BP Control: Improvement in a University Medical Clinic by Use of a Physician's Associate

Author Affiliations

From the Division of General Internal Medicine, Department of Medicine, Veterans Administration Medical Center (Drs Hla and Feussner), Duke University Medical Center (Drs Neelon, Linfors, Starmer, and McKee and Ms Blessing-Feussner), and the Howard Hughes Medical Institute at Duke University Medical Center (Dr McKee), Durham, NC.
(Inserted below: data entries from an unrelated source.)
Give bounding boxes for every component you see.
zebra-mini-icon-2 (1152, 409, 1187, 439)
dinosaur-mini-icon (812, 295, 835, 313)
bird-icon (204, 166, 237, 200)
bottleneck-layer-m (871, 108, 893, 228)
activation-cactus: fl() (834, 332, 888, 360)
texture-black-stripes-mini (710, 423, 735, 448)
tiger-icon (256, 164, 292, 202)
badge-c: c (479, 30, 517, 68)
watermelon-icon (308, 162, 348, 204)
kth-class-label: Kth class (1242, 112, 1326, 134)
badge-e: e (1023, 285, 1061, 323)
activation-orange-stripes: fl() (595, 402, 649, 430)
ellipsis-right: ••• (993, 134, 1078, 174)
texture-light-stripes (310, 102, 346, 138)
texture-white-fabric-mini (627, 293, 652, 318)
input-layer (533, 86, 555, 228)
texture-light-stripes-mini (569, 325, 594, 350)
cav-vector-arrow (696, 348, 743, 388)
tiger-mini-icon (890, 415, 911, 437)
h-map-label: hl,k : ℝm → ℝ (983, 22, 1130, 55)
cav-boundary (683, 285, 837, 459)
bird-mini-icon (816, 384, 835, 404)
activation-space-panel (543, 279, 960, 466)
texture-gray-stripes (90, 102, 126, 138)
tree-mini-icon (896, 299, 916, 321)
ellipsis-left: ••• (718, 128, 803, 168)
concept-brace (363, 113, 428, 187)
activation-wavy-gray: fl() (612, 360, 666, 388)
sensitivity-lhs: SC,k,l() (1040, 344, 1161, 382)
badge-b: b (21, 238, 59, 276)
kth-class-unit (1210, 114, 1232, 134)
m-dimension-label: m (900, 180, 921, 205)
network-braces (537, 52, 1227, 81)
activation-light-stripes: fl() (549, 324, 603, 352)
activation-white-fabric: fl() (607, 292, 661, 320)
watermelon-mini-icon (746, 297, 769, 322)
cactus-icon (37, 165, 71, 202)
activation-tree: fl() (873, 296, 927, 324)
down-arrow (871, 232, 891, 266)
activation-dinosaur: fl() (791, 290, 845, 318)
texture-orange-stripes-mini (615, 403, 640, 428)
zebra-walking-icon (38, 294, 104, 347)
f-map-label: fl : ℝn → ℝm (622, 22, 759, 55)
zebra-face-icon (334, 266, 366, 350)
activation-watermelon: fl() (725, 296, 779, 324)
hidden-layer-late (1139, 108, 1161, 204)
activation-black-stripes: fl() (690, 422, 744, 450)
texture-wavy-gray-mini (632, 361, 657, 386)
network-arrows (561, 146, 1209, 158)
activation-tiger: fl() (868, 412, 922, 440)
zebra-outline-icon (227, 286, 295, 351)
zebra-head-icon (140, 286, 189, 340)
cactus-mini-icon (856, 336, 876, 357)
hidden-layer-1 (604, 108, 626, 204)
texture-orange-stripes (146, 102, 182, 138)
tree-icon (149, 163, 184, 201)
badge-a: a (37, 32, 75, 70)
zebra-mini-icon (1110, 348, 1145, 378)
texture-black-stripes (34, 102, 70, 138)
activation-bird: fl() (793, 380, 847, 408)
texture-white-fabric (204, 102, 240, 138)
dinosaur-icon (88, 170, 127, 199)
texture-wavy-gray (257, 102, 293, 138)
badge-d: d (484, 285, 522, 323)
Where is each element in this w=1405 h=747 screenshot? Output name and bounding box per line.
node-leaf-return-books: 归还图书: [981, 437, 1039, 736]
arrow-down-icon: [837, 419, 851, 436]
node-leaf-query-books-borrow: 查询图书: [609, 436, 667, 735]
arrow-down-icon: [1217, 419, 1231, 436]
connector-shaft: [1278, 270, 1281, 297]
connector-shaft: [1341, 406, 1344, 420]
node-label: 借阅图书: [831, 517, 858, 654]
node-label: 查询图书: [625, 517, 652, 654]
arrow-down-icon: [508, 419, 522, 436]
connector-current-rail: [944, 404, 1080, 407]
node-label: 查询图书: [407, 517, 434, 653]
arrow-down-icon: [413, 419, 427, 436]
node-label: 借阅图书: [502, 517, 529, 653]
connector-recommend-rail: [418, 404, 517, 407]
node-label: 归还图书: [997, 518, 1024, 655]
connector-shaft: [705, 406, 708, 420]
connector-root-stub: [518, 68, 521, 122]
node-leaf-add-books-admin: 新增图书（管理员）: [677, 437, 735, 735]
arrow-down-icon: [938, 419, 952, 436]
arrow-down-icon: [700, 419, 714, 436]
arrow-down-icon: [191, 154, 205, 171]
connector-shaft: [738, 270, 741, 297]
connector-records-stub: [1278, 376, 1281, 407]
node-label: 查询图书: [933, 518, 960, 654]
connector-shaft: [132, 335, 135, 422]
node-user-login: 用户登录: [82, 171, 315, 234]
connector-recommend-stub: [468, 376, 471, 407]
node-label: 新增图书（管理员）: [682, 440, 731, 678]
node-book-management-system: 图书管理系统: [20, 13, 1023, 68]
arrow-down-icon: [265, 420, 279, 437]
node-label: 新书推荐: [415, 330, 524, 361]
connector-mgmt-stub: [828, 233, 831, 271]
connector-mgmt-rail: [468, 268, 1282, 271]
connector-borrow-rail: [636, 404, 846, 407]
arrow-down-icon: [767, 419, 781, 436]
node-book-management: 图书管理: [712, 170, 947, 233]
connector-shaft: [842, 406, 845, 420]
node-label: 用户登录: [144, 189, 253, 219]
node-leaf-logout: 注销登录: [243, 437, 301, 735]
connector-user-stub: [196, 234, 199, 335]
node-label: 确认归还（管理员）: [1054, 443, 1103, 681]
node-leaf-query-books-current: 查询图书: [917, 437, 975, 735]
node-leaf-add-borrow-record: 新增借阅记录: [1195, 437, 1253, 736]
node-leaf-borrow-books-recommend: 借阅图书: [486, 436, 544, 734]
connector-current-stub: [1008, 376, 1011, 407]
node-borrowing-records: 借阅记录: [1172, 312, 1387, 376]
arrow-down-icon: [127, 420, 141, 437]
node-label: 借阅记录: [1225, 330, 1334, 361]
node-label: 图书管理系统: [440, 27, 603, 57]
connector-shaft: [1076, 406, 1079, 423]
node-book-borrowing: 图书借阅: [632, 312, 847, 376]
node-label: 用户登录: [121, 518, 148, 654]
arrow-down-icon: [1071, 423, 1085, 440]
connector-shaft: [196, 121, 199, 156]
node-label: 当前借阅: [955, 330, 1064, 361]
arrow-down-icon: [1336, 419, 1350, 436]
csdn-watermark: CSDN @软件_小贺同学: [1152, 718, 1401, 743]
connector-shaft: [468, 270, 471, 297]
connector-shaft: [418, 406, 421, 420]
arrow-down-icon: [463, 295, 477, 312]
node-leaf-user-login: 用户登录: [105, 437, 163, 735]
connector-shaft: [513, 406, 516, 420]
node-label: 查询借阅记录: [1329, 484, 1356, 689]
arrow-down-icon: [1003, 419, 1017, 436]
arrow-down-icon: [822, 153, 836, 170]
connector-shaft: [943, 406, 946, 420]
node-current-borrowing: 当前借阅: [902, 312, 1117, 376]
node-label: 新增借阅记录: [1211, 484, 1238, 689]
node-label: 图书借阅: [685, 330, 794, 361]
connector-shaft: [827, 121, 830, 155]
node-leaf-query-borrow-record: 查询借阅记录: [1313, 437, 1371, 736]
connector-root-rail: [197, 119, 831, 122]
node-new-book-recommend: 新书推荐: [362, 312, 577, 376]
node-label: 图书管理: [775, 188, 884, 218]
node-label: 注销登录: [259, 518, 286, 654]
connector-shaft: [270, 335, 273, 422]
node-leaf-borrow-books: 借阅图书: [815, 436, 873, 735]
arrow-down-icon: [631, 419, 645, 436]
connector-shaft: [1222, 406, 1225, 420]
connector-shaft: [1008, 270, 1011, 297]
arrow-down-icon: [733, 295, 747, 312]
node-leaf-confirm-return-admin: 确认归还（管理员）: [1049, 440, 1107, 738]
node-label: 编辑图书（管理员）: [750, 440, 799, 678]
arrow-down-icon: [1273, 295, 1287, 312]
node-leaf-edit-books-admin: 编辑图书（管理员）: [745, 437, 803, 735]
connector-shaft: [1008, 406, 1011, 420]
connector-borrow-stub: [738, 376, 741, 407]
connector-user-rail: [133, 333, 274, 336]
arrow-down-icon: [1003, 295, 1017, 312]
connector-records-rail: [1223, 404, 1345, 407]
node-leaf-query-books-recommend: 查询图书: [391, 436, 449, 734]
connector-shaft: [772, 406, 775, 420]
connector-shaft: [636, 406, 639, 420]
Arch Intern Med. 1983;143(5):920-923. doi:10.1001/archinte.1983.00350050078015

• Many hypertensive patients, especially those in outpatient clinics at large teaching hospitals, do not achieve BP control. We incorporated a physician's associate into an existing house staff medical clinic and evaluated whether this improved BP control. In patients with moderate or severe hypertension, BP control was achieved in 56% of patients observed by both the physician's associate and the house staff and in 32% of patients observed solely by house staff. Possible contributing factors were more frequent follow-up, simplification of drug regimens, reduced waiting time, more time spent with the patients, and overall greater satisfaction with the physician's associate. We conclude that the addition of a physician's associate to an outpatient clinic is an effective method for enhancing BP control. This can be achieved without establishing a separate hypertension clinic or depriving house staff of experience in the management of hypertension.